Die Fakten: Rund 13 Millionen sind im bevölkerungsreichsten Bundesland wahlberechtigt. Etwa 786.000 sind Erstwähler. 29 Parteien sind mit Landeslisten zur Abstimmung zugelassen. Der Landtag wird für fünf Jahre gewählt. Insgesamt bewerben sich 1375 Personen um ein Landtagsmandat.

Das Wahlrecht

Jeder Wähler kann zwei Kreuze auf dem Stimmzettel machen. Mit der Erststimme wird über das Direktmandat im Wahlkreis entschieden. Mit der Zweitstimme wird die Landesliste einer Partei gewählt. Es gilt eine Fünf-Prozent-Hürde. Mindestens 181 Abgeordnete werden für fünf Jahre gewählt – davon 128 als Direktkandidatinnen und -kandidaten und 53 über die Landeslisten. Wahlberechtigt sind alle Deutschen, die am Wahltag das 18. Lebensjahr vollendet haben und mindestens seit dem 29. April 2022 in NRW wohnen.

Die Ausgangslage

Derzeit sind fünf Fraktionen im Landtag vertreten. 2017 waren aufgrund von Überhang- und Ausgleichsmandaten insgesamt 199 Abgeordnete in das NRW-Parlament eingezogen. Eine CDU/FDP-Koalition löste die rot-grüne Koalition ab und hat eine Mehrheit von nur einer Stimme.
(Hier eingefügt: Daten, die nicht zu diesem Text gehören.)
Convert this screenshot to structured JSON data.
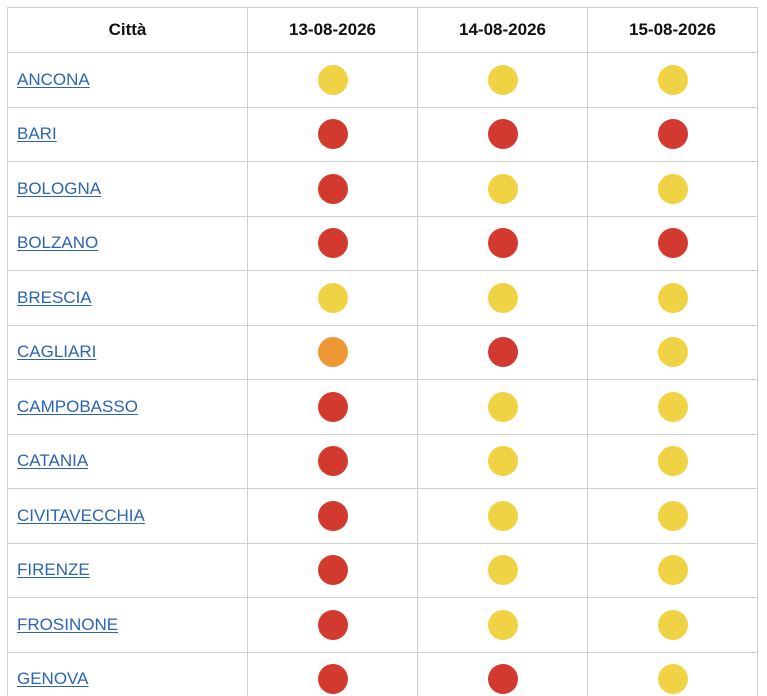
{
  "table": {
    "header": {
      "city": "Città",
      "dates": [
        "13-08-2026",
        "14-08-2026",
        "15-08-2026"
      ]
    },
    "levels": {
      "yellow": "#f0d245",
      "orange": "#ef9733",
      "red": "#d23a30"
    },
    "rows": [
      {
        "city": "ANCONA",
        "levels": [
          "yellow",
          "yellow",
          "yellow"
        ]
      },
      {
        "city": "BARI",
        "levels": [
          "red",
          "red",
          "red"
        ]
      },
      {
        "city": "BOLOGNA",
        "levels": [
          "red",
          "yellow",
          "yellow"
        ]
      },
      {
        "city": "BOLZANO",
        "levels": [
          "red",
          "red",
          "red"
        ]
      },
      {
        "city": "BRESCIA",
        "levels": [
          "yellow",
          "yellow",
          "yellow"
        ]
      },
      {
        "city": "CAGLIARI",
        "levels": [
          "orange",
          "red",
          "yellow"
        ]
      },
      {
        "city": "CAMPOBASSO",
        "levels": [
          "red",
          "yellow",
          "yellow"
        ]
      },
      {
        "city": "CATANIA",
        "levels": [
          "red",
          "yellow",
          "yellow"
        ]
      },
      {
        "city": "CIVITAVECCHIA",
        "levels": [
          "red",
          "yellow",
          "yellow"
        ]
      },
      {
        "city": "FIRENZE",
        "levels": [
          "red",
          "yellow",
          "yellow"
        ]
      },
      {
        "city": "FROSINONE",
        "levels": [
          "red",
          "yellow",
          "yellow"
        ]
      },
      {
        "city": "GENOVA",
        "levels": [
          "red",
          "red",
          "yellow"
        ]
      }
    ]
  }
}
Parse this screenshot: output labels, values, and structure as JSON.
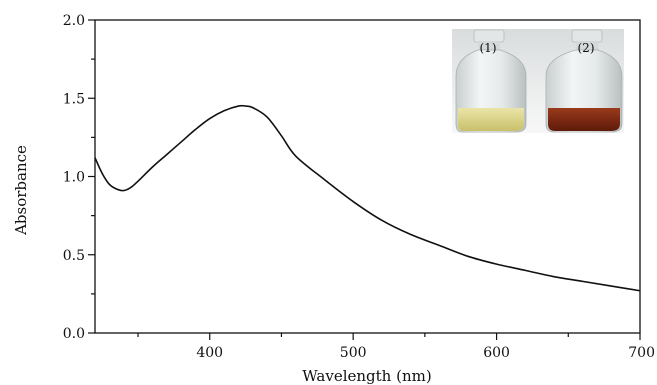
{
  "chart_data": {
    "type": "line",
    "xlabel": "Wavelength (nm)",
    "ylabel": "Absorbance",
    "xlim": [
      320,
      700
    ],
    "ylim": [
      0.0,
      2.0
    ],
    "x_ticks": [
      400,
      500,
      600,
      700
    ],
    "x_tick_labels": [
      "400",
      "500",
      "600",
      "700"
    ],
    "y_ticks": [
      0.0,
      0.5,
      1.0,
      1.5,
      2.0
    ],
    "y_tick_labels": [
      "0.0",
      "0.5",
      "1.0",
      "1.5",
      "2.0"
    ],
    "grid": false,
    "series": [
      {
        "x": [
          320,
          325,
          330,
          335,
          340,
          345,
          350,
          360,
          370,
          380,
          390,
          400,
          410,
          420,
          425,
          430,
          440,
          450,
          460,
          480,
          500,
          520,
          540,
          560,
          580,
          600,
          620,
          640,
          660,
          680,
          700
        ],
        "y": [
          1.12,
          1.02,
          0.95,
          0.92,
          0.91,
          0.93,
          0.97,
          1.06,
          1.14,
          1.22,
          1.3,
          1.37,
          1.42,
          1.45,
          1.45,
          1.44,
          1.38,
          1.26,
          1.13,
          0.98,
          0.84,
          0.72,
          0.63,
          0.56,
          0.49,
          0.44,
          0.4,
          0.36,
          0.33,
          0.3,
          0.27
        ],
        "color": "#111111"
      }
    ],
    "inset": {
      "vial_labels": [
        "(1)",
        "(2)"
      ]
    }
  }
}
Die CDU gewann die Wahl 2017 mit 33 Prozent vor der SPD (31,2 Prozent). Die FDP erreichte mit 12,6 Prozent den dritten Platz – gefolgt von der AfD, die mit 7,4 Prozent erstmals in den Landtag einzog. Die Grünen stürzten 2017 auf 6,4 Prozent ab. Bei der AfD haben mittlerweile drei Abgeordnete die Fraktion verlassen und sind fraktionslos.

Das Personal

Die CDU schickt Ministerpräsident Hendrik Wüst (46) ins Rennen. Der ehemalige Landesverkehrsminister hatte das Amt erst Ende Oktober von Armin Laschet übernommen, der als Unionskanzlerkandidat gescheitert war. SPD-Herausforderer ist Landespartei- und Fraktionschef Thomas Kutschaty (53), der unter Rot-Grün Landesjustizminister war. Grünen-Spitzenkandidatin ist Landesparteichefin Mona Neubaur (44). Für die FDP geht Familien- und Flüchtlingsminister Joachim Stamp (51) an den Start, der auch Vize-Ministerpräsident ist. Spitzenkandidat der AfD ist Fraktionschef Markus Wagner (57).

Der Wahlkampf

Während das Thema Corona in den Hintergrund rückte, prägte zuletzt der russische Angriffskrieg gegen die Ukraine den Wahlkampf. Energiesicherheit und Kohleausstieg, Inflation und gestiegene Sprit- und Energiepreise sowie der Klimawandel sind neben der Schulpolitik, innerer Sicherheit und bezahlbarem Wohnraum die großen Themen. Der Rücktritt von Umweltministerin Ursula Heinen-Esser (CDU), die wenige Tage nach der Flutkatastrophe im Juli 2021 mit Regierungsmitgliedern auf Mallorca gefeiert hatte, spielte im Endspurt des Wahlkampfs dagegen keine Rolle mehr.

Die Umfragen

Die Umfragen: Der Wahlabend dürfte spannend werden, denn zahlreiche Umfragen der vergangene Wochen sagen ein sehr knappes Rennen zwischen CDU und SPD voraus. Zuletzt sahen die Erhebungen verschiedener Meinungsforschungsinstitute einen kleinen Vorsprung für die CDU. Die Christdemokraten könnten demnach auf 30 bis 32 Prozent kommen und die SPD auf 28 bis 29 Prozent. Die Grünen liegen in Umfragen bei 16 bis 18 Prozent und könnten ihr bestes Landtagswahlergebnis erreichen. Die FDP könnte nur noch mit 6 bis 8 Prozent rechnen, die AfD ebenfalls mit 6 bis 8 Prozent. Die Linke würde mit etwa 3 Prozent den Einzug in den Landtag weiterhin verfehlen.

Die Optionen

Eine Neuauflage der schwarz-gelben Koalition gilt rechnerisch auch wegen der Schwäche der FDP als unwahrscheinlich. Für die nächste Landesregierung gäbe es aber mehrere Optionen. Möglich wäre laut Umfragen neben einer eher unbeliebten großen Koalition aus CDU und SPD etwa ein schwarz-grünes Bündnis oder ein Jamaika-Bündnis aus CDU, Grünen und FDP. Die SPD könnte zudem wie im Bund eine Ampelkoalition mit Grünen und FDP bilden. Auch für eine rot-grüne Mehrheit könnte es nach einzelnen Umfragen unter Umständen ganz knapp reichen.

Regierungschef Wüst würde gern mit der FDP weiterregieren, die Liberalen halten sich jedoch, wie auch die Grünen, alle Optionen offen. Die Grünen könnten angesichts ihrer Stärke zum „Königsmacher“ bei der Regierungsbildung werden. SPD-Spitzenkandidat Kutschaty kann sich die Bildung einer Ampelkoalition wie im Bund vorstellen.